I’ve been just feeding the agents a bunch of existing workflows (e.g. Notebooks) and letting the agents use them as source material to construct new workflows.
But Gemini responds to the question with this advice:
Monolithic agents fail when attempting to process complex geospatial queries and execute large-scale computations simultaneously. The most reliable approach is an orchestrator-worker architecture where each agent is narrowly scoped:
Catalog Agent: Specialized exclusively in querying STAC endpoints, handling pagination, parsing metadata, and managing spatiotemporal bounding boxes.
Data Representation Agent: Focused on the construction of virtual data cubes. It utilizes tools like Virtualizarr to align datasets and build reference files without moving the underlying bytes.
Compute & Storage Agent: Manages the configuration of the Dask task graph and handles the logic for writing out to distributed, transactional stores like Icechunk or standard Zarr formats.
I’m curious how others are approaching this topic!
I’m only scratching the surface with agents myself, but roborev might be of interest: https://www.roborev.io/ (it’s not EO specific though, this podcast https://posit.co/thetestset/episodes is where I heard Wes McKinney talking about it sorry don’t know exactly which eps but last: 21, and recent ones I think)
I asked Gemini: TL;DR: The discussion regarding RoboRev occurs in Episode 10: James Blair: Part 2 Solutions engineering, critical thinking, and staying human.
In this episode, James Blair discusses the AI-powered tooling he is developing for the Posit ecosystem. He details his use of RoboRev (roborev.io) alongside other tools like Claude Code and Positron Assistant to generate synthetic, industry-specific demos and manage codebases.

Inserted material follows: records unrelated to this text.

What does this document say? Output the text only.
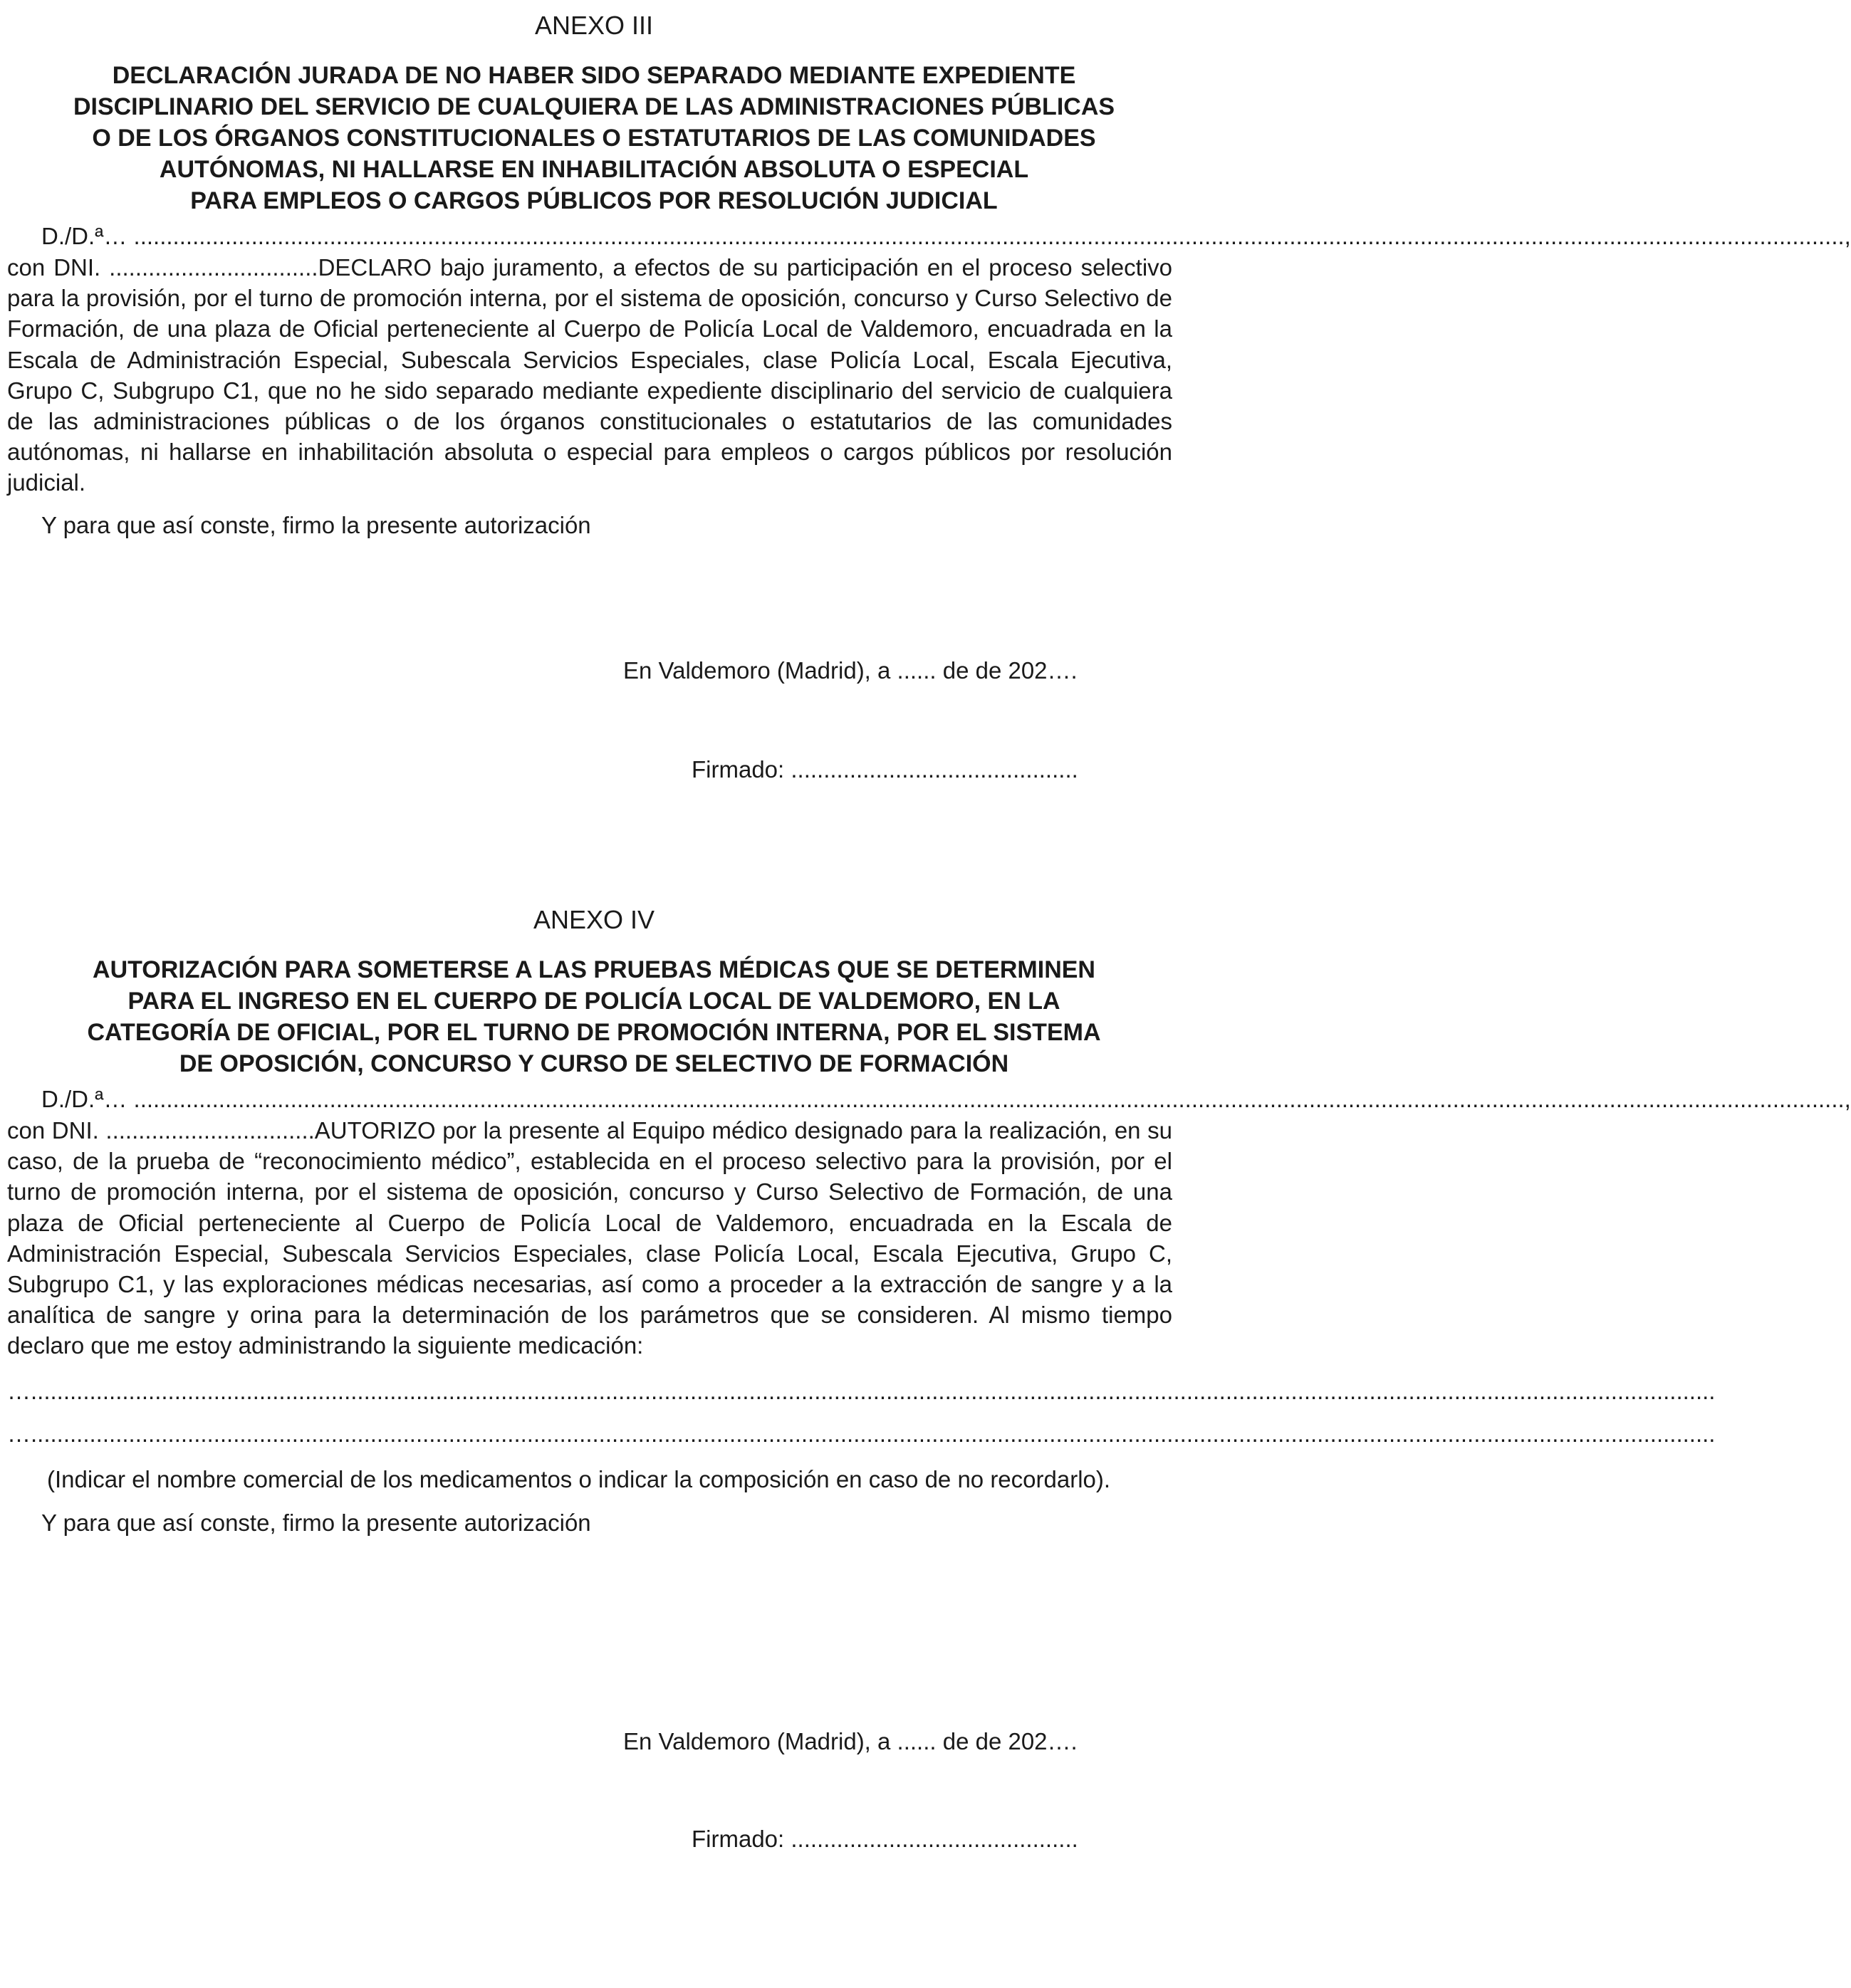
ANEXO III

DECLARACIÓN JURADA DE NO HABER SIDO SEPARADO MEDIANTE EXPEDIENTE
DISCIPLINARIO DEL SERVICIO DE CUALQUIERA DE LAS ADMINISTRACIONES PÚBLICAS
O DE LOS ÓRGANOS CONSTITUCIONALES O ESTATUTARIOS DE LAS COMUNIDADES
AUTÓNOMAS, NI HALLARSE EN INHABILITACIÓN ABSOLUTA O ESPECIAL
PARA EMPLEOS O CARGOS PÚBLICOS POR RESOLUCIÓN JUDICIAL

D./D.ª… ......................................................................................................................................................................................................................................................................,

con DNI. ................................DECLARO bajo juramento, a efectos de su participación en el proceso selectivo para la provisión, por el turno de promoción interna, por el sistema de oposición, concurso y Curso Selectivo de Formación, de una plaza de Oficial perteneciente al Cuerpo de Policía Local de Valdemoro, encuadrada en la Escala de Administración Especial, Subescala Servicios Especiales, clase Policía Local, Escala Ejecutiva, Grupo C, Subgrupo C1, que no he sido separado mediante expediente disciplinario del servicio de cualquiera de las administraciones públicas o de los órganos constitucionales o estatutarios de las comunidades autónomas, ni hallarse en inhabilitación absoluta o especial para empleos o cargos públicos por resolución judicial.

Y para que así conste, firmo la presente autorización

En Valdemoro (Madrid), a ...... de de 202….

Firmado: ............................................

ANEXO IV

AUTORIZACIÓN PARA SOMETERSE A LAS PRUEBAS MÉDICAS QUE SE DETERMINEN
PARA EL INGRESO EN EL CUERPO DE POLICÍA LOCAL DE VALDEMORO, EN LA
CATEGORÍA DE OFICIAL, POR EL TURNO DE PROMOCIÓN INTERNA, POR EL SISTEMA
DE OPOSICIÓN, CONCURSO Y CURSO DE SELECTIVO DE FORMACIÓN

D./D.ª… ......................................................................................................................................................................................................................................................................,

con DNI. ................................AUTORIZO por la presente al Equipo médico designado para la realización, en su caso, de la prueba de “reconocimiento médico”, establecida en el proceso selectivo para la provisión, por el turno de promoción interna, por el sistema de oposición, concurso y Curso Selectivo de Formación, de una plaza de Oficial perteneciente al Cuerpo de Policía Local de Valdemoro, encuadrada en la Escala de Administración Especial, Subescala Servicios Especiales, clase Policía Local, Escala Ejecutiva, Grupo C, Subgrupo C1, y las exploraciones médicas necesarias, así como a proceder a la extracción de sangre y a la analítica de sangre y orina para la determinación de los parámetros que se consideren. Al mismo tiempo declaro que me estoy administrando la siguiente medicación:

…..................................................................................................................................................................................................................................................................

…..................................................................................................................................................................................................................................................................

(Indicar el nombre comercial de los medicamentos o indicar la composición en caso de no recordarlo).

Y para que así conste, firmo la presente autorización

En Valdemoro (Madrid), a ...... de de 202….

Firmado: ............................................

cool, it’s definitely in ep 21 and 20 I think also. Claude took my data and suggests 16, 17, 18 as well but can’t confirm (search the youtube transcripts possibly). I had listened to 10 but will revisit as it only piqued for me in recent days, what Wes is saying has grown on me through the podcast. (and OT any podcast reqs definitely welcome on this space!)
The other common use case is gluing already existing workflows together; this kindoff works when you either use something like openeo where you can easily chain “functions” or in your case notebooks that “do” something. The problem with the latter is that they need to be well described and FAIR (inputs, outputs, config, descriptions, etc..). We’ve explored breaking down notebooks into CWL/OGC Application Packages for this and it works OK-ish with agents for small workflows, if you have a large enough code repos/notebooks that require something like this in the first place.
Although my impression is that everyone is really impressed but is pretty much struggling to find & prove real use cases other than search/discovery, sifting through papers/code, code gen or creating metadata/descriptions.
For what it’s worth, I developed a few agent skills that I’ve found useful in my own work. These are AI-developed from a combination of documentation and source code for the relevant python packages.
Not heavily tested, but they seem to work OK for some basic stuff. Use at your own risk! The virtual zarr skill should be up to date with the recent Icechunk 2.0 release and roughly coincident updates.